Bouygues à l’Élysée ou le culot d’un prétendant opportuniste
Le 2 mars 2014, le PDG de Bouygues Telecom Martin Bouygues est venu plaider sa cause auprès d’Arnaud Montebourg et de Fleur Pellerin pour le rachat de l’opérateur SFR, déjà convoité par Numericable. Un déplacement qui ne manque pas de culot, et plutôt mal placé. Car l’opérateur ne s’est pas vraiment distingué ces dernières années en matière de patriotisme économique et voudrait maintenant qu’on lui accorde la fiancée qu’il n’a rien fait pour mériter.
Après examen des bons et loyaux services de l’opérateur à l’économie française, nous ne cesserons pas de nous étonner : c’est bien un comble que le Gouvernement ait consenti à prêter l’oreille à ce que l’on peut bien appeler un opportunisme sans vergogne.
Ce n’est pas Bouygues Telecom qui viendra rappeler comment il a fait si peu de cas de l’industrie française ces dernières années. Prenons donc la peine de le faire pour lui. Il saute aux yeux qu’au moment de choisir ses fournisseurs et ses sous-traitants, l’opérateur ne s’est guère embarrassé de patriotisme. C’est simple, c’est tout bonnement l’ensemble de la chaîne de ses réseaux qui a été confié à des industriels étrangers.
Bouygues Telecom : le chantre du « NOT made in France »
Résumons : pour sa box, Bouygues Telecom a eu recours au coréen Samsung, pour son réseau ADSL au chinois Huawei, pour son cœur de réseau mobile au chinois Huawei et suédois Ericsson et pour sa plateforme mobile au japonais NTT Docomo. C’est ce qu’on appelle un opérateur « made in Asia ».
Autant de marchés qui auraient pu être confiés à des acteurs français tels qu’Alcatel, technicolor, SagemCom et les entreprises associées. Plusieurs milliards d’euros dont l’économie française ne profitera pas et qui ne seront jamais convertis en emplois. Martin Bouygues a beau jeu d’évoquer la casse sociale que représenterait le rapprochement SFR-Numericable, lui qui dès qu’il en avait l’occasion délocalisait ses activités sans inclure un seul instant la file des chômeurs pointant à Pôle Emploi dans ses calculs.
Les actionnaires toujours gagnants
La logique prévalant à ses calculs ? Toujours la même : essentiellement actionnariale. S’il fallait autant délocaliser et rogner sur les coûts, c’était pour satisfaire les actionnaires et rien d’autre. Le versement des dividendes de ces 6 dernières années en atteste : 3 milliards d’euros. À cela s’ajoutent les 3,2 milliards générés par les cessions d’actifs. Ce flot de cash façon caverne d’Ali Baba n’a pu se faire qu’au détriment des investissements.

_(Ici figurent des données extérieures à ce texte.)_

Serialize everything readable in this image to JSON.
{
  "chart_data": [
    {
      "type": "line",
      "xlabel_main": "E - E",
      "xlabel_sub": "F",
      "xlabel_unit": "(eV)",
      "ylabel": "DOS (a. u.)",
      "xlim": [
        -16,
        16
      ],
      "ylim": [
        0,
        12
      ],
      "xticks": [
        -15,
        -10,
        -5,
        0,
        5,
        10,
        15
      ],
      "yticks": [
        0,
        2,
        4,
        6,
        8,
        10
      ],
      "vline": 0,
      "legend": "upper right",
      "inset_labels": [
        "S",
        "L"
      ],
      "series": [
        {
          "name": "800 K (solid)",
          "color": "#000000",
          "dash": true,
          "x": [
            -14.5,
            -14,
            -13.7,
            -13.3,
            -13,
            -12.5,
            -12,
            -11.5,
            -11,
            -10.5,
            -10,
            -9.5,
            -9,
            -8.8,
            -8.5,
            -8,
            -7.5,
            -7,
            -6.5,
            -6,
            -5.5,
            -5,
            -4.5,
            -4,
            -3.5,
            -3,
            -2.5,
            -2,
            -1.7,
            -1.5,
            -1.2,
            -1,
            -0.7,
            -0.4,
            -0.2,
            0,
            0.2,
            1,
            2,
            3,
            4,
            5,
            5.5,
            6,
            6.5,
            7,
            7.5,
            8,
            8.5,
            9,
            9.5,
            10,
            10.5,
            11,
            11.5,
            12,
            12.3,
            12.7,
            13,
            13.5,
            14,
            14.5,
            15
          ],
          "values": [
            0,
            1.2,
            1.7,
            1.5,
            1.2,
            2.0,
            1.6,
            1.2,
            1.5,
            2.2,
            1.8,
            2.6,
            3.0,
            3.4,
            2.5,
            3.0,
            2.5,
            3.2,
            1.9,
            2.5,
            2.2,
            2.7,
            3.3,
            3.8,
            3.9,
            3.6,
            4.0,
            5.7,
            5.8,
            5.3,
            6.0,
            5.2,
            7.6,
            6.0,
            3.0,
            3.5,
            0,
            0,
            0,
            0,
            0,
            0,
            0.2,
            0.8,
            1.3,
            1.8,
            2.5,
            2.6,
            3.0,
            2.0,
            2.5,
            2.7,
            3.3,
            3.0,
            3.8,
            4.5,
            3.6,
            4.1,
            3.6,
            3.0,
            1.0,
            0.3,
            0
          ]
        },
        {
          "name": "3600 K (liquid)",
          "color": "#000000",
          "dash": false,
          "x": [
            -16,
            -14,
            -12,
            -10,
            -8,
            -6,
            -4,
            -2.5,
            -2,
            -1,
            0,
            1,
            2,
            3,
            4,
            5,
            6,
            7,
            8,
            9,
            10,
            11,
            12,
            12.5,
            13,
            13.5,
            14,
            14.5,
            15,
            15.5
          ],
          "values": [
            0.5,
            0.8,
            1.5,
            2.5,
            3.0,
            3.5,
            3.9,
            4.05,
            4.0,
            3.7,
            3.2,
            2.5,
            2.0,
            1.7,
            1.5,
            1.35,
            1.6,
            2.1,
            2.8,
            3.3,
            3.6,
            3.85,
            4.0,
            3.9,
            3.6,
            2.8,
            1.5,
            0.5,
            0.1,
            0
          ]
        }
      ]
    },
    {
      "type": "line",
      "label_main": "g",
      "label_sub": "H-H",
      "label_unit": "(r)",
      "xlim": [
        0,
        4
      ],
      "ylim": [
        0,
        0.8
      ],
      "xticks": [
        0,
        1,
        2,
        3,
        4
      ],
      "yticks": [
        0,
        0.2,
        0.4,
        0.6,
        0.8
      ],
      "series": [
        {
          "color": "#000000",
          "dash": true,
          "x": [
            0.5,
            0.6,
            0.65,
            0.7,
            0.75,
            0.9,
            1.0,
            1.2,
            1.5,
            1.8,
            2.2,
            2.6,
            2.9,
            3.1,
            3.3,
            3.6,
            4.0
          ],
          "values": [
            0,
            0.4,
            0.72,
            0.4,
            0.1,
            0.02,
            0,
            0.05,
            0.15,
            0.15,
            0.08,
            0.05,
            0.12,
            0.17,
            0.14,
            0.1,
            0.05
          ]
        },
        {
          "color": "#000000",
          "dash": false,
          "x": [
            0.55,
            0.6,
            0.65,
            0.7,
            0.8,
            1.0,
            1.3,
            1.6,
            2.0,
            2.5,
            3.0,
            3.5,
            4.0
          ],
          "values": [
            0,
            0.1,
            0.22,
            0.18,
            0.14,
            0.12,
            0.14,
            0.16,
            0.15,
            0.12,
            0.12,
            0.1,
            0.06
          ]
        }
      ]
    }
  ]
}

Là encore, un examen attentif des comptes de résultat révèle que le montant des investissements est systématiquement inférieur à 15 % du chiffre d’affaires. C’est moitié moins que ce que les grands opérateurs de télécom réinjectent dans leur business pour rester en pointe sur les innovations technologiques de demain.
Maintenant, Martin Bouygues se permet de venir fanfaronner au Gouvernement pour convaincre de sa légitimité en tant que potentiel repreneur. Il vaut mieux en rire qu’en pleurer. Gageons que les ministres concernés s’accorderont un moment de détente euphorique avant d’expédier cet indésirable et de considérer avec sérieux l’avenir des télécoms français.